Oikawa gets selected as starting setter for the team’s next match. Tsukuba wins both sets almost effortlessly— 25 to 17 and 25 to 12. Everyone is thrilled, Oikawa most of all— as his teammates clap him on the back, when even Shimizu Kiyoko squeezes his shoulder.

 

They go out for celebratory drinks, and Oikawa spends most of the night with Sugawara Koushi, Karasuno’s old reserve setter, and Tsukuba’s reserve-reserve-reserve.

 

It’s kind of uncomfortable. Oikawa feels the irony. _Both of us displaced by the same genius. How differently we handled that._

 

Tonight, Sugawara tells him, “It’s okay, you know.”

 

Oikawa blinks. “What was that, _Suga-chan_?”

 

He means to sneer out the other boy’s name, but it just sounds slurred. Sugawara laughs, graceful as ever.

 

“It’s okay to be happy about this,” he says, “even if something else is upsetting you. People aren’t built to only feel one thing at a time.”

 

Oikawa does snarl, this time. “Who said I was upset? What do I have to be upset about?”

 

_That I’m not a genius? That my best friend is fine without me? That I’m terrified of being replaced, no matter where I go?  
_

_I don’t want a new Iwa-chan,_ he longs to hiss at Sugawara. _I already have someone who can read me. I don’t need anyone else to peer in that deeply. I don’t need anyone else to get sick of the me that’s underneath._

Sugawara shrugs, a crescent of a smile on his lips. “You don’t have to have something you’re upset about. Sometimes, we’re just upset. It’s an emotion, not an effect. They don't always make sense, Oikawa- _san_.”

 

Oikawa has nothing to say, to that. Sugawara smiles again, before taking his leave.

 

☆

☆

☆

 

 _I miss you—_ yes, he could go with that. But isn’t it kind of desperate, after only two months of being separated?

 

 _It’s been a while_ — but they just talked last week, before Oikawa stopped calling.

 

 _I think I’m in love with you. Please don’t leave me—_ no, no. and _No._

 

Oikawa’s fingers tremble over his cellphone-screen.

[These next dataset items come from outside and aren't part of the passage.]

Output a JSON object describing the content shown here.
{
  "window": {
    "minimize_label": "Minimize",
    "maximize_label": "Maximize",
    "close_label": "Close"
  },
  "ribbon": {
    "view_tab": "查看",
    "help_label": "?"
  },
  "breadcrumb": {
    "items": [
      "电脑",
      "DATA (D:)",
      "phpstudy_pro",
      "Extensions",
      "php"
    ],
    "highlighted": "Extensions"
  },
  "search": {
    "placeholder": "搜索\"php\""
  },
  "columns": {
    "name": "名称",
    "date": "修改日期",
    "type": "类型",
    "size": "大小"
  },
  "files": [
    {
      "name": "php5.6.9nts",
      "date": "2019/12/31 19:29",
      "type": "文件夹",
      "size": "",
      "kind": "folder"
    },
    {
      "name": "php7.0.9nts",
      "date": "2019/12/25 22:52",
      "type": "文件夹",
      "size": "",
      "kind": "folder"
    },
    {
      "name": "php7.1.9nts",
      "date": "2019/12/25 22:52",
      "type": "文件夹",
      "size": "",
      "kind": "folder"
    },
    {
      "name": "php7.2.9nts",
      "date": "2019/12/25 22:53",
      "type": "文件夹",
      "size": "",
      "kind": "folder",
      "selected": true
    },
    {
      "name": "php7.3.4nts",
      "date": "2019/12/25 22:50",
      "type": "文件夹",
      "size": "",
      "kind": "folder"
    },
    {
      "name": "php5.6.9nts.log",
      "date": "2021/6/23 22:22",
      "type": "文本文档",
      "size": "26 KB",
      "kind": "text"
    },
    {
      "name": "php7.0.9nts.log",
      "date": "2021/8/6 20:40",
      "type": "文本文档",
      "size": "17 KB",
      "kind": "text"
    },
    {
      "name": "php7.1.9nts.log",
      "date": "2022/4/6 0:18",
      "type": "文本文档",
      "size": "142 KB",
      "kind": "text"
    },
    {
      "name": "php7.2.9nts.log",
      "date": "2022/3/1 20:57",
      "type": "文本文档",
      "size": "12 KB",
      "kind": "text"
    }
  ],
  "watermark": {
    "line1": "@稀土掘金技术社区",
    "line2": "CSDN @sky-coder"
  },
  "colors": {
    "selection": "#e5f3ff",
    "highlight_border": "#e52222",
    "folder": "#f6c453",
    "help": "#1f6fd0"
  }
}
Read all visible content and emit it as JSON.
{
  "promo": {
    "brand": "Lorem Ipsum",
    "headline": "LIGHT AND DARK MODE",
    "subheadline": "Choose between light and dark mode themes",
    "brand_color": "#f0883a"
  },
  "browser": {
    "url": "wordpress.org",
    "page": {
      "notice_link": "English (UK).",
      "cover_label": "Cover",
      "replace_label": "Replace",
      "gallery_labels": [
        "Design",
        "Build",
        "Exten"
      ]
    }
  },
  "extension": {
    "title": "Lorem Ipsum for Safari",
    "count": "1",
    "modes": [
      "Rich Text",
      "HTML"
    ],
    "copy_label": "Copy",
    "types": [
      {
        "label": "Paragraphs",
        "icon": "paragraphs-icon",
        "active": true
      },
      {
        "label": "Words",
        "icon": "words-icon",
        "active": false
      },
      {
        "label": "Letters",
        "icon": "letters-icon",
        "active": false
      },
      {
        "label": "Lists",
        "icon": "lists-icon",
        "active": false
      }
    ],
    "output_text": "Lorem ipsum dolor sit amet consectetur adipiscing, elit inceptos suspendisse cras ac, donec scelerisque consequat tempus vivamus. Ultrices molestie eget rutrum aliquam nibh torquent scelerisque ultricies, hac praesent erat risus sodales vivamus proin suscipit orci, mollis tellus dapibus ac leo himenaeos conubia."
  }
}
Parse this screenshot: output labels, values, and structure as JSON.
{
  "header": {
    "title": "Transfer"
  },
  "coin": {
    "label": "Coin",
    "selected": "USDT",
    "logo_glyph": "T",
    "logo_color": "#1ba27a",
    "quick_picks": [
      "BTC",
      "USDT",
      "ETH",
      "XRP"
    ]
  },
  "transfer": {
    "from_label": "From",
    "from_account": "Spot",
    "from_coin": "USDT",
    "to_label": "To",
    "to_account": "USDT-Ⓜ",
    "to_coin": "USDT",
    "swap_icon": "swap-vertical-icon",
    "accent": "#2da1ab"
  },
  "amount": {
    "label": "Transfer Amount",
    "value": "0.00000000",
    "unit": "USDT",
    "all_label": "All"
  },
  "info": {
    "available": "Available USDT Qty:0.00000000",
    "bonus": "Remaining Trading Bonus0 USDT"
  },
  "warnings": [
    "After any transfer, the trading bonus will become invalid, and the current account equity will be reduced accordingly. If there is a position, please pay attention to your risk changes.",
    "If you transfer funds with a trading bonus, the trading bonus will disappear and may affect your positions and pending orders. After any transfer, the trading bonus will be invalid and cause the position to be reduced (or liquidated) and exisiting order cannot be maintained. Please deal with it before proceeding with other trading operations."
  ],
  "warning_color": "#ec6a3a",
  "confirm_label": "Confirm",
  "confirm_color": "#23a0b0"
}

Why is this so hard? Why did he avoid calling Iwaizumi in the first place? It only makes it so much more difficult to call him, now.

 

 _I’m sorry that I always hold you back with my problems. I’m sorry I’m still mad at you for choosing not to come with me. I’m sorry I blame you when I shouldn’t. I’m sorry I feel like you’re better off without me, but still keep clawing you back to where I can see you. I’m sorry I want_ you _more than I want you to be happy. I’m sorry I’m the way I am. I’m sorry I’m apologizing for the way I am, because you’ve always hated when I get self-pitying. I’m sorry I won’t let you forget me. I’m sorry I need you so much. I’m sorry I want you to need me._

 

He’s about to hit the _call_ button, when his phone begins to vibrate. The touch-screen goes dark, except for a single name.

 

_Incoming Call From Iwa-Chan._

Oikawa presses _accept_ immediately, and brings the phone to his ear.

 

 _I miss you. I love you. I need you._ It’s 10 P.M. Starlight streams through Oikawa’s half-open window. His heart stammers, before slowing to a calm, even beat. There’s a clatter of static over the line, but Iwaizumi’s voice rings soft, and clear.

 

He says, “Hey.”

**Author's Note:**

> so here's an emo-fest if i've ever written one. i'm sorry if this comes across as OOC, i just. feel so deeply and viscerally for oikawa and i feel like i needed to meta that. so what did i do? write sad sappy fic. i'm so sorry.